Clinical Perspective
What Is Known
Cardiovascular, kidney, and metabolic abnormalities frequently develop in the same adults, and the American Heart Association has proposed the cardiovascular-kidney-metabolic (CKM) staging framework to describe this overlap as a prevention continuum.
Although recent US estimates show that CKM stages are common, most reports have centered on 2011–2020 NHANES data and do not yet describe the reopened August 2021–August 2023 public cycle within the longer modern NHANES record.
What the Study Adds
Using harmonized data from 62,890 adults in 11 NHANES cycles spanning 1999–2000 to 2021–2023, we found persistently high CKM burden; by 2021–2023, 87.9% of adults were classified as stage 1 or higher and 62.0% as stages 2–4.

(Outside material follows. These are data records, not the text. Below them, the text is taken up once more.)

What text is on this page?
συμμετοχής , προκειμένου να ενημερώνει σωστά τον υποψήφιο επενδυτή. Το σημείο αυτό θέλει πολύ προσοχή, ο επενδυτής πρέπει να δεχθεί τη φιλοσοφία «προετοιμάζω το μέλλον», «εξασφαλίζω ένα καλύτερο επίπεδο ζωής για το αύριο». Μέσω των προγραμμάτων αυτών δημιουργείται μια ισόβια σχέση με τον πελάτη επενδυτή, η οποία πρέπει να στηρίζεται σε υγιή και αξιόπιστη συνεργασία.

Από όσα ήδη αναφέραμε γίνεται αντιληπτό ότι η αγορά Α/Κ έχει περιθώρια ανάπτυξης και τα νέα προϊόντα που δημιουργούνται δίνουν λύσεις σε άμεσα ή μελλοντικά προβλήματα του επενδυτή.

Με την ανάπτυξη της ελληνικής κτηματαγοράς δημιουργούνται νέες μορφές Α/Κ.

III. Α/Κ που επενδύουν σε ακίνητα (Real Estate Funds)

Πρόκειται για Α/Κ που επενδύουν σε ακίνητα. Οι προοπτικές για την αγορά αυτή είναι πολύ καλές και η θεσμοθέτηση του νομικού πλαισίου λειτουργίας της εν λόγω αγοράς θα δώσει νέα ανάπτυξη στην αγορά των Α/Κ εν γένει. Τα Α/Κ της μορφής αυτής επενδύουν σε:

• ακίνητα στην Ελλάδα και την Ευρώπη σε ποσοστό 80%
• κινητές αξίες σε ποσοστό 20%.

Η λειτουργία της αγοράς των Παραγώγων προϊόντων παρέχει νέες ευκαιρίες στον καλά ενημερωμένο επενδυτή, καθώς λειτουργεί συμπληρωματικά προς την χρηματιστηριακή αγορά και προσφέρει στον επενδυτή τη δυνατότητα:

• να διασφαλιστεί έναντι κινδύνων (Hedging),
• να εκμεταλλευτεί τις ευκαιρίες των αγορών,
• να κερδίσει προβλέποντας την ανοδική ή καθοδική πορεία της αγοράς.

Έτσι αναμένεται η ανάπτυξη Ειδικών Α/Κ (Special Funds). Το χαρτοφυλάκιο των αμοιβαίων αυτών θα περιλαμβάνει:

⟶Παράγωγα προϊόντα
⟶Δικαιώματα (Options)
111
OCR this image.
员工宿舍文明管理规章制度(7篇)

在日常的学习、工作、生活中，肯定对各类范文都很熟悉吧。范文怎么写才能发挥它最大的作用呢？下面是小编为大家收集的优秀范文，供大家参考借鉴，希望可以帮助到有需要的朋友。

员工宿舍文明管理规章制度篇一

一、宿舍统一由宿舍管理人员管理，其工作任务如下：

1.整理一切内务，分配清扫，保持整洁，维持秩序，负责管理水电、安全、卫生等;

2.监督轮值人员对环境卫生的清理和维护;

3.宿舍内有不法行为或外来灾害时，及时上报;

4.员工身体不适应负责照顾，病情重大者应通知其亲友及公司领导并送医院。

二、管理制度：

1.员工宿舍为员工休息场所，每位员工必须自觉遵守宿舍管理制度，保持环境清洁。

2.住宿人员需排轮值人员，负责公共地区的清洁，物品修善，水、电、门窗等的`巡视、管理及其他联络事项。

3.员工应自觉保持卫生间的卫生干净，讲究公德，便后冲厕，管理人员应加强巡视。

Across the study period, any CKM rose by 4.6 percentage points and stage 1 rose by 6.8 percentage points, whereas CKM stages 2–4 did not have a statistically significant absolute increase; adjusted component models pointed to growing early metabolic risk despite a marked decline in dyslipidemia.
In scenario analyses, population aging alone raised the estimated number of US adults with CKM stages 2–4 from about 165 million in 2023 to 194 million in 2050, while a sustained risk-improvement scenario lowered the corresponding 2050 estimate to about 148 million.